Orioles vice president Mike Flanagan, a former University of Massachusetts baseball and basketball player (point guard for two years), recently was forwarded a letter from one of his old teachers at Memorial High School in Manchester, N.H. The letter, addressed to "Mike Flanagan -- Student," came from a New Hampshire company that runs college scouting camps for basketball players. "Please consider the attached brochure as your invitation to showcase yourself to the colleges in New England," the letter said.
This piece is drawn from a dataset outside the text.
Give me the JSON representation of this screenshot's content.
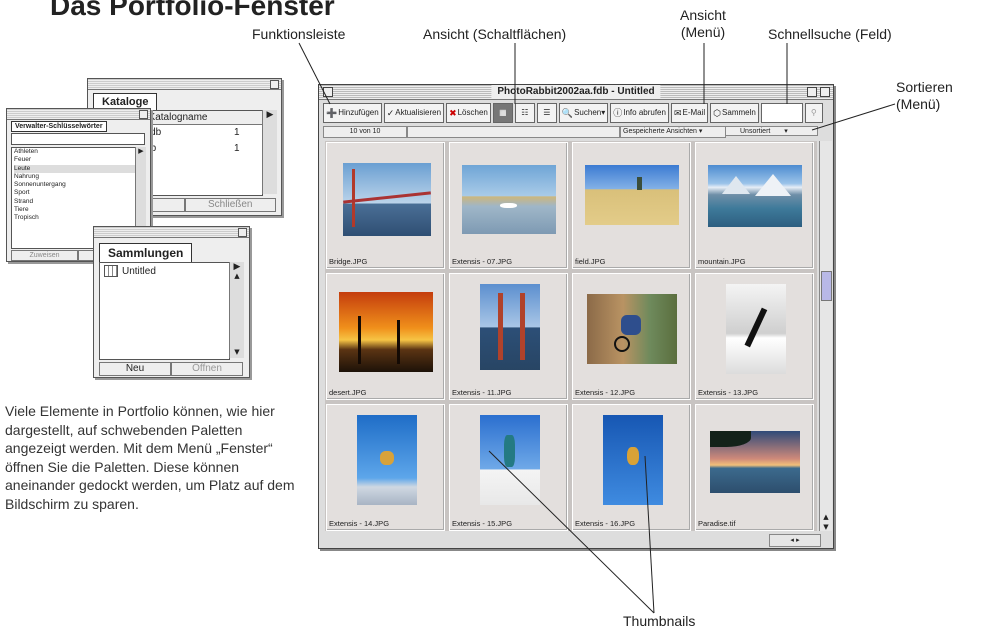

Nope, there wasn't another Mike Flanagan at the school; the Baltimore Sun checked. "If you need a 53-year-old point guard," he told the paper, "I'm your man."

Old haunts

It took almost two weeks of camp before Yankees setup man Tom Gordon was willing to talk with reporters about his disastrous performance against his former team, the Red Sox, in the ALCS. Gordon gave up six earned runs, 10 hits (two home runs, including a huge one by David Ortiz in Game 5), and two walks in 6 2/3 innings. Manager Joe Torre said Gordon had trouble controlling his emotions during the series. Said Gordon, "It took awhile for me to get through, to get over it. I still think about it. I want to be past it. I want it to be behind me."

Hamming it up

More signs that the Cubs are putting on the full-court press to keep Nomar Garciaparra beyond this season. First, general manager Jim Hendry tacks on an extra $250,000 to Garciaparra's guaranteed $8 million contract as a goodwill gesture. Then the club announces that it intends to honor Garciaparra's wife, soccer star Mia Hamm, before their July 3 game, giving out 100 of her uniform jerseys. Garciaparra wore a Hamm's beer baseball cap upon his arrival in camp last week, also in tribute to Mia.

Material from personal interviews, wire services, other beat writers, and league and team sources was used in this report.